One Size Doesn't Fit All

Her observation highlights one of the characteristics of sports organizations: Their incredible variability.

They run the gamut, Cooper pointed out, “from the Olympics to my local youth sports team in Napa.” But even the smallest PSO will have data on its players, and maybe fans too, “Everyone needs to be thinking about, do you need this data? Does it need to be stored online? And if so, what precautions can you put into place to try to make sure that that stays safe?”

The Cybersecurity Maturity Gap

But a report last year from UK consultants NCC Group, The Hidden Opponent: Cyber Threats in Sport, found a surprisingly low level of cybersecurity maturity in British sporting organizations.

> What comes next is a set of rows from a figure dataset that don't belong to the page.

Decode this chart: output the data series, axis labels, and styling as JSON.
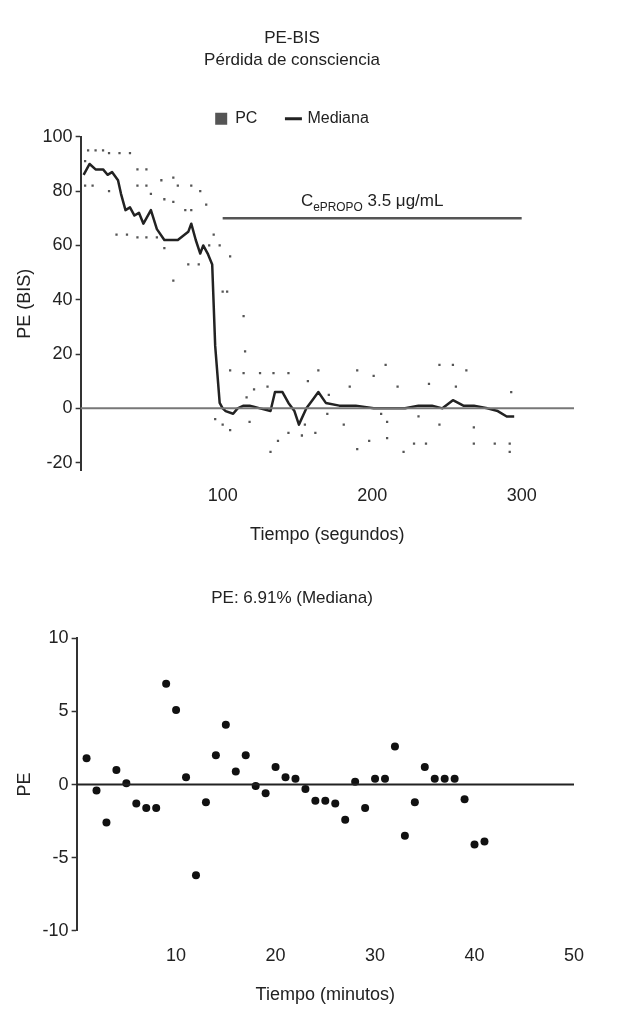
{
  "chart_data": [
    {
      "type": "line",
      "title": "PE-BIS",
      "subtitle": "Pérdida de consciencia",
      "xlabel": "Tiempo (segundos)",
      "ylabel": "PE (BIS)",
      "xlim": [
        5,
        335
      ],
      "ylim": [
        -23,
        100
      ],
      "xticks": [
        100,
        200,
        300
      ],
      "yticks": [
        -20,
        0,
        20,
        40,
        60,
        80,
        100
      ],
      "grid": false,
      "legend": "top",
      "ref_lines": [
        {
          "axis": "y",
          "value": 0,
          "color": "#777777"
        }
      ],
      "series": [
        {
          "name": "PC",
          "type": "scatter",
          "color": "#555555",
          "marker": "square",
          "x": [
            10,
            15,
            20,
            24,
            31,
            38,
            8,
            8,
            13,
            24,
            43,
            49,
            43,
            49,
            59,
            67,
            70,
            79,
            85,
            52,
            61,
            67,
            75,
            79,
            89,
            29,
            36,
            43,
            49,
            56,
            61,
            67,
            77,
            84,
            91,
            98,
            94,
            105,
            100,
            103,
            114,
            115,
            105,
            114,
            125,
            134,
            144,
            121,
            130,
            116,
            95,
            100,
            105,
            118,
            137,
            132,
            144,
            153,
            157,
            164,
            190,
            201,
            209,
            245,
            254,
            263,
            171,
            185,
            217,
            238,
            256,
            293,
            155,
            162,
            181,
            190,
            198,
            210,
            221,
            228,
            236,
            245,
            268,
            282,
            292,
            292,
            210,
            231,
            268,
            170,
            206
          ],
          "values": [
            95,
            95,
            95,
            94,
            94,
            94,
            91,
            82,
            82,
            80,
            88,
            88,
            82,
            82,
            84,
            85,
            82,
            82,
            80,
            79,
            77,
            76,
            73,
            73,
            75,
            64,
            64,
            63,
            63,
            63,
            59,
            47,
            53,
            53,
            60,
            60,
            64,
            56,
            43,
            43,
            34,
            21,
            14,
            13,
            13,
            13,
            13,
            7,
            8,
            4,
            -4,
            -6,
            -8,
            -5,
            -12,
            -16,
            -9,
            -10,
            10,
            14,
            14,
            12,
            16,
            16,
            16,
            14,
            5,
            8,
            8,
            9,
            8,
            6,
            -6,
            -9,
            -6,
            -15,
            -12,
            -11,
            -16,
            -13,
            -13,
            -6,
            -13,
            -13,
            -13,
            -16,
            -5,
            -3,
            -7,
            -2,
            -2
          ]
        },
        {
          "name": "Mediana",
          "type": "line",
          "color": "#222222",
          "marker": "none",
          "x": [
            7,
            11,
            15,
            20,
            23,
            26,
            30,
            32,
            35,
            38,
            41,
            44,
            47,
            52,
            56,
            61,
            70,
            77,
            79,
            82,
            85,
            87,
            90,
            93,
            95,
            98,
            100,
            102,
            107,
            110,
            114,
            118,
            125,
            132,
            135,
            140,
            144,
            148,
            151,
            156,
            160,
            164,
            169,
            178,
            189,
            201,
            212,
            222,
            231,
            240,
            247,
            254,
            261,
            268,
            277,
            284,
            290,
            295
          ],
          "values": [
            86,
            90,
            88,
            88,
            86,
            87,
            84,
            79,
            73,
            74,
            71,
            72,
            68,
            73,
            66,
            62,
            62,
            65,
            68,
            62,
            57,
            60,
            57,
            53,
            23,
            2,
            0,
            -1,
            -2,
            0,
            1,
            1,
            0,
            -1,
            6,
            6,
            2,
            -1,
            -6,
            0,
            3,
            6,
            2,
            1,
            1,
            0,
            0,
            0,
            1,
            1,
            0,
            3,
            1,
            1,
            0,
            -1,
            -3,
            -3
          ]
        },
        {
          "name": "C$_{ePROPO}$ 3.5 μg/mL",
          "type": "line",
          "color": "#555555",
          "marker": "none",
          "x": [
            100,
            300
          ],
          "values": [
            70,
            70
          ]
        }
      ]
    },
    {
      "type": "scatter",
      "title": "PE: 6.91% (Mediana)",
      "xlabel": "Tiempo (minutos)",
      "ylabel": "PE",
      "xlim": [
        0,
        50
      ],
      "ylim": [
        -10,
        10
      ],
      "xticks": [
        10,
        20,
        30,
        40,
        50
      ],
      "yticks": [
        -10,
        -5,
        0,
        5,
        10
      ],
      "grid": false,
      "marker": "circle",
      "ref_lines": [
        {
          "axis": "y",
          "value": 0,
          "color": "#222222"
        }
      ],
      "x": [
        1,
        2,
        3,
        4,
        5,
        6,
        7,
        8,
        9,
        10,
        11,
        12,
        13,
        14,
        15,
        16,
        17,
        18,
        19,
        20,
        21,
        22,
        23,
        24,
        25,
        26,
        27,
        28,
        29,
        30,
        31,
        32,
        33,
        34,
        35,
        36,
        37,
        38,
        39,
        40,
        41
      ],
      "series": [
        {
          "color": "#111111",
          "values": [
            1.8,
            -0.4,
            -2.6,
            1.0,
            0.1,
            -1.3,
            -1.6,
            -1.6,
            6.9,
            5.1,
            0.5,
            -6.2,
            -1.2,
            2.0,
            4.1,
            0.9,
            2.0,
            -0.1,
            -0.6,
            1.2,
            0.5,
            0.4,
            -0.3,
            -1.1,
            -1.1,
            -1.3,
            -2.4,
            0.2,
            -1.6,
            0.4,
            0.4,
            2.6,
            -3.5,
            -1.2,
            1.2,
            0.4,
            0.4,
            0.4,
            -1.0,
            -4.1,
            -3.9
          ]
        }
      ]
    }
  ]
}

Few had a Chief Information Security Officer, and in most organizations the IT staff were responsible for cybersecurity “but with very limited financial resources available.”

One IT manager for an unnamed professional soccer team told researchers that the multi-million-pound enterprise had two sides: “You have the playing side which is a big business and then you have a [small business] on the other side running IT with limited staff and budget.”

The report also noted that, despite the willingness expressed by many PSOs to share threat and attack information, there was no formal forum for such exchanges in the UK.

Collaborating to Defend

Although Cooper said she was aware of informal exchanges between the CISOs of major PSOs in the U.S., there was no Information Sharing and Analysis Council or ISAC, for the sector. The 16 business sectors designated by the federal government as critical infrastructure all have ISACs — as do other industries like space and auto manufacturers.

It was a gap, she said.

“The more different organizations are sharing about what they've prevented, what they've seen in the way of attacks, the better able everyone is to defend themselves.”